Dish: FCC’s proposed order on Dish’s wireless spectrum use “significantly flawed”

Dish: FCC’s proposed order on Dish’s wireless spectrum use “significantly flawed”On Tuesday, bigwig satellite television provider Dish Network Corp. - which is seeking the Federal Communications Commission (FCC)'s approval for setting up a smartphone network to challenge two leading us mobile providers, Verizon Wireless and AT&T - said that the FCC-proposed order pertaining to the rules that would govern the Dish-controlled wireless spectrum was "significantly flawed."

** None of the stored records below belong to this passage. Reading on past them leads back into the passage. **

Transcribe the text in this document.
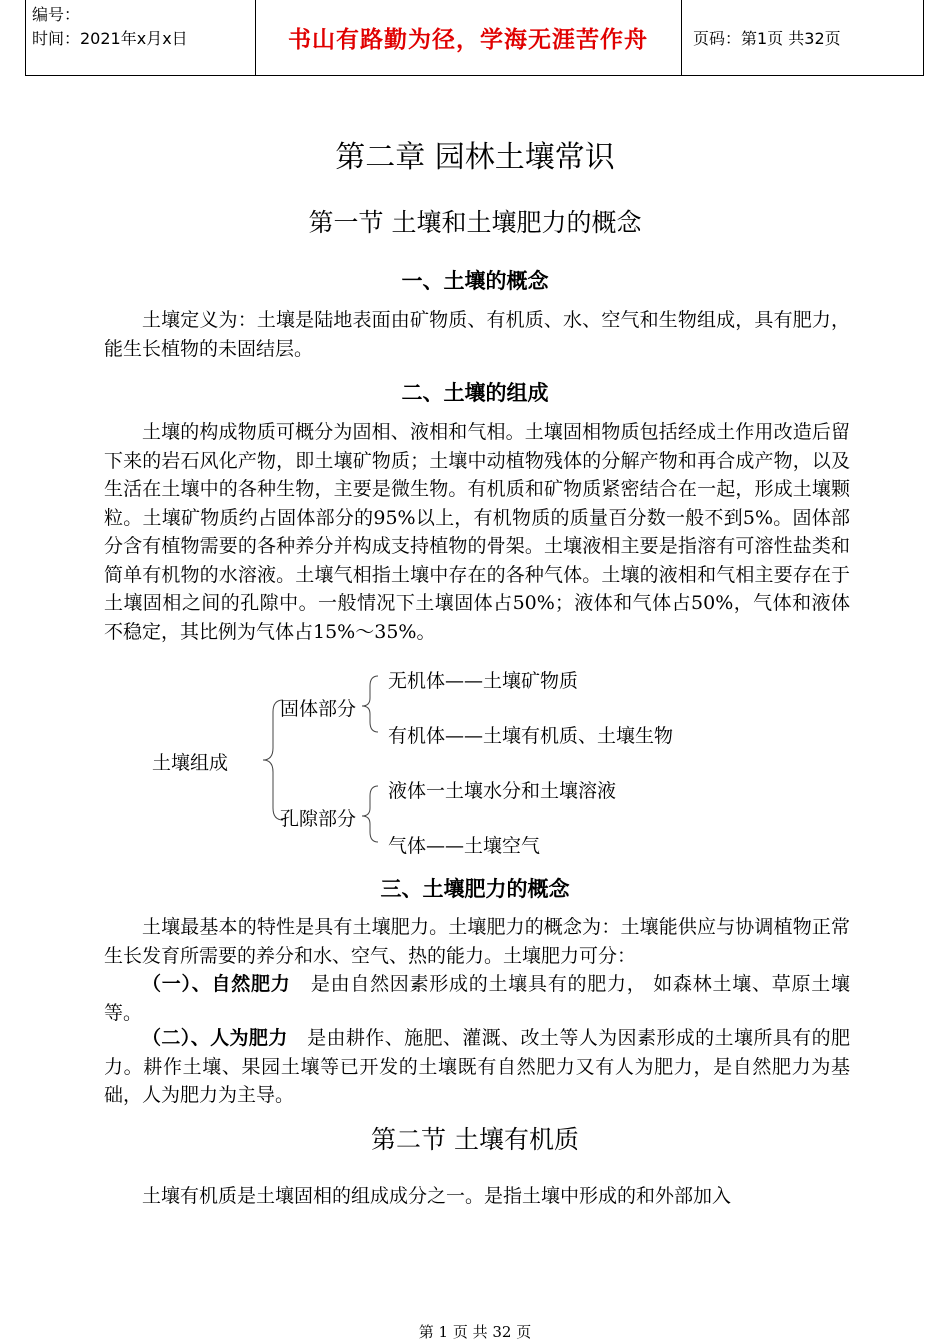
编号：
时间：2021年x月x日	书山有路勤为径，学海无涯苦作舟	页码：第1页 共32页
第二章 园林土壤常识
第一节 土壤和土壤肥力的概念
一、土壤的概念

土壤定义为：土壤是陆地表面由矿物质、有机质、水、空气和生物组成，具有肥力，能生长植物的未固结层。

二、土壤的组成

土壤的构成物质可概分为固相、液相和气相。土壤固相物质包括经成土作用改造后留下来的岩石风化产物，即土壤矿物质；土壤中动植物残体的分解产物和再合成产物，以及生活在土壤中的各种生物，主要是微生物。有机质和矿物质紧密结合在一起，形成土壤颗粒。土壤矿物质约占固体部分的95%以上，有机物质的质量百分数一般不到5%。固体部分含有植物需要的各种养分并构成支持植物的骨架。土壤液相主要是指溶有可溶性盐类和简单有机物的水溶液。土壤气相指土壤中存在的各种气体。土壤的液相和气相主要存在于土壤固相之间的孔隙中。一般情况下土壤固体占50%；液体和气体占50%，气体和液体不稳定，其比例为气体占15%～35%。

土壤组成
固体部分
孔隙部分
无机体——土壤矿物质
有机体——土壤有机质、土壤生物
液体一土壤水分和土壤溶液
气体——土壤空气
三、土壤肥力的概念

土壤最基本的特性是具有土壤肥力。土壤肥力的概念为：土壤能供应与协调植物正常生长发育所需要的养分和水、空气、热的能力。土壤肥力可分：

（一）、自然肥力 是由自然因素形成的土壤具有的肥力， 如森林土壤、草原土壤等。

（二）、人为肥力 是由耕作、施肥、灌溉、改土等人为因素形成的土壤所具有的肥力。耕作土壤、果园土壤等已开发的土壤既有自然肥力又有人为肥力，是自然肥力为基础，人为肥力为主导。

第二节 土壤有机质

土壤有机质是土壤固相的组成成分之一。是指土壤中形成的和外部加入

第 1 页 共 32 页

The application which Dish has submitted to the FCC for using the wireless spectrum - which it purchased for over $3 billion - for building a wireless US cellular network has been delayed by the commission. According to a FCC spokesman Neil Grace, FCC Chairman Julius Genachowski has sent the proposal to regulate Dish's use of the spectrum to the other FCC commissioners for a vote.

As per reports, the FCC apparently wants to limit Dish's airwave use in order to avert interference with the H-Block chunk of spectrum in which Sprint Nextel is apparently interested, for building its 4G LTE network.

With the FCC currently not licensing the H-Block spectrum, Dish - which controls approximately 40 MHz of broadband-ready AWS-4 wireless spectrum - has been reiterating that H-Block's auction and rulemaking processes should be the same as the ones which have been applicable to other spectrum bands for years.

About the FCC's proposed order, Stanton Dodge - Dish's Executive VP and general counsel - said that tough the order is "based on reported accounts," and "does properly address some of the opportunities with this spectrum," it still is "significantly flawed by introducing serious limitations that impair its utility."